SPD scheitert mit Kinderrechte-Plänen
SPD scheitert mit Kinderrechte-Plänen
Datum: 12.03.2020 - 09:34 Uhr
Bundesinnenminister Horst Seehofer (CSU) hat dem Vorstoß von Justizministerin Lambrecht, Kinderrechte ins Grundgesetz aufzunehmen, eine vorläufige Absage erteilt. Gegenüber dem Redaktionsnetzwerk Deutschland (RND) gab er seine Ablehnung mit der knappen Begründung bekannt »Ich möchte, dass die Kinderrechte im Grundgesetz verankert werden. Ich habe als Parteivorsitzender ja dafür gesorgt, dass sie im Koalitionsvertrag stehen. Aber das ist mir ein bisschen zu detailliert und zu weitgehend.«
Unter Berufung auf Regierungskreise schrieb der RND, daß zusammen mit Seehofer sämtliche CDU-geführte Ministerien mit Ausnahme des Verteidigungsministeriums Widerspruch gegen den Vorschlag ihrer Kabinettskollegin eingelegt haben. Folgenden Gesetzestext hatte die Justizministerin vorgeschlagen, dem Artikel zum Elternrecht – Artikel 6 Absatz 2 – voranzustellen: »Jedes Kind hat das Recht auf Achtung, Schutz und Förderung seiner Grundrechte einschließlich seines Rechts auf Entwicklung zu einer eigenverantwortlichen Persönlichkeit in der sozialen Gemeinschaft. Das Wohl des Kindes ist bei allem staatlichen Handeln, das es unmittelbar in seinen Rechten betrifft, angemessen zu berücksichtigen. Jedes Kind hat bei staatlichen Entscheidungen, die seine Rechte unmittelbar betreffen, einen Anspruch auf rechtliches Gehör.«
Mit deutlichen Worten kritisierte auch CDU-Fraktionsvize Thorsten Frei den Vorschlag der SPD-Ministerin und kündigte Widerstand an. Mit einem solchen Text werde dem Staat zuviel Einfluß eingeräumt, der zulasten der Eltern gehe. »Da steckt ein ungeheurer Sprengstoff drin«, so Frei.
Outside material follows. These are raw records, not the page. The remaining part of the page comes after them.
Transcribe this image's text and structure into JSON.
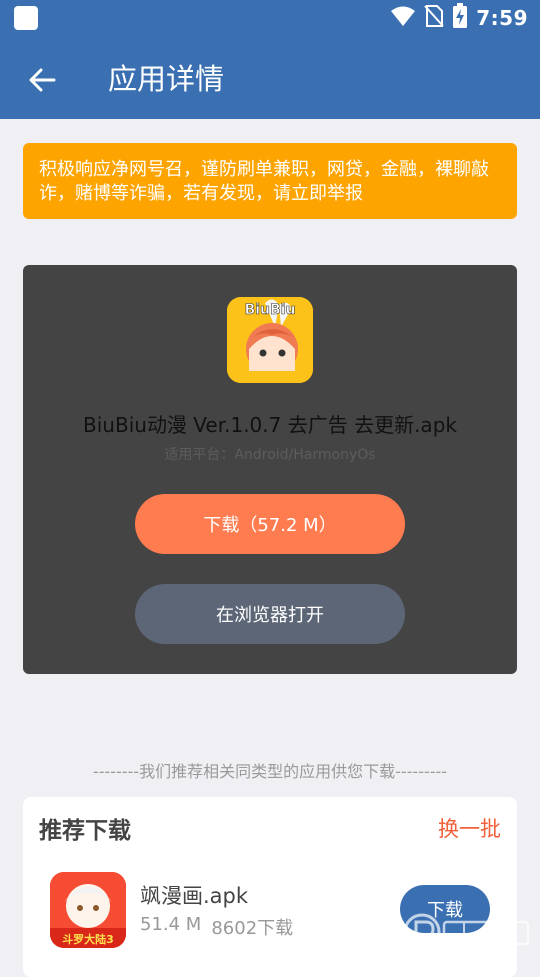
{
  "status_bar": {
    "time": "7:59"
  },
  "app_bar": {
    "title": "应用详情"
  },
  "warning": {
    "text": "积极响应净网号召，谨防刷单兼职，网贷，金融，裸聊敲诈，赌博等诈骗，若有发现，请立即举报"
  },
  "app": {
    "name": "BiuBiu动漫 Ver.1.0.7 去广告 去更新.apk",
    "platform": "适用平台：Android/HarmonyOs",
    "download_label": "下载（57.2 M）",
    "browser_label": "在浏览器打开",
    "icon_text": "BiuBiu"
  },
  "recommend": {
    "hint": "--------我们推荐相关同类型的应用供您下载---------",
    "title": "推荐下载",
    "refresh_label": "换一批",
    "items": [
      {
        "name": "飒漫画.apk",
        "size": "51.4 M",
        "downloads": "8602下载",
        "button_label": "下载",
        "icon_text": "斗罗大陆3"
      }
    ]
  },
  "colors": {
    "app_bar": "#3a70b2",
    "warning": "#fea401",
    "download_button": "#fe7c4f",
    "browser_button": "#5d6677",
    "refresh": "#f2603a"
  }
}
Wie der RND aus der Regierung erfuhr, hat das CSU-Innenministerium indessen einen sehr knappen Gegenentwurf zu Kinderrechten vorgelegt, der auf explizite Regelungen zum Kindeswohl und staatlicher Beteiligung verzichtet. Die SPD reagierte ungehalten auf den Widerstand der Unsionsparteien und drohte, im Koalitionsausschuß Projekte zu blockieren, die der CDU/CSU wichtig sind.